Power is both authorized and assumed. Authorized power comes from taking on certain roles or positions. Police officers have authorized power. Assumed power comes from one’s own inner strength, will, and charisma. There is usually a constant interplay of mutual reinforcement between the two sources of power within any given individual. Individuals that fail to recognize acknowledge or own their power are most apt to unintentionally side-step appropriate lines of accountability and thus tend to abuse their unacknowledged power. Individuals who do acknowledge and recognize their power while deliberately avoiding open lines of accountability for its use are surely abusing it. In either case, the result is the lack of true accountability of power and the inevitable abuse of that power. Individuals in positions of power not only need to recognize and own the power that they have, they also need to accept avenues of accountability for its use.
Power has purpose. There is always intention behind one’s use of power. To what end should human personal and/or political (social) power be used?
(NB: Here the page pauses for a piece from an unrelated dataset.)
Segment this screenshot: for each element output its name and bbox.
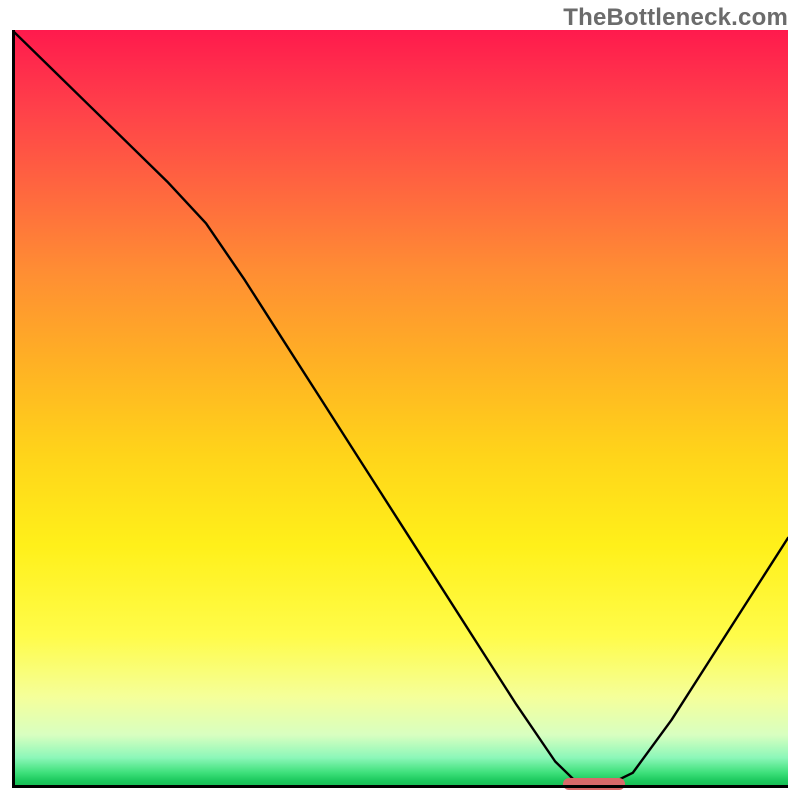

Answer: personal and social (positional) power should be used for the good—to benefit those directly and indirectly affected by one’s use of power, including one’s self. This is in contrast to power that is used for selfish, self-serving, egotistical, and egocentric purposes and ends. Thus, when one is in a professional position of power, one must exercise that power for professional purposes—for the good of society, his or her community—and seldom, if ever, use it for personal gain or personal satisfaction.
Thus, the good exercise of power does not seek to merely control others. Rather, it seeks to enhance and empower others to be better and do better, to become more empowered to excel and do well and to positively contribute to the collective good—at work, at play, or at home.
And so, for example, on a personal level, when we want someone to do something for us or with us, we would seldom say that we want them to do so out of a motivation of fear or guilt or shame or mere obligation to us. This is what the bad exercise of force leads to, when used to control others. It may get the effect one wants—the desired “obedience,” but the so-called obedience or compliance then comes with anger and resentment in the person so controlled. This kind of use of power is self-defeating and is often eventually challenged. It damages the true cohesiveness of society and community. The use of naked power to control others never builds a healthy community. On the other hand, the wise use of power, in a context of open and reciprocated accountability, invites others to self-empowerment to freely choose that which is productive, good, and constructive. That is personal power well used for the collective good. This is what all politicians, financial money barons, and military/police force types should never forget.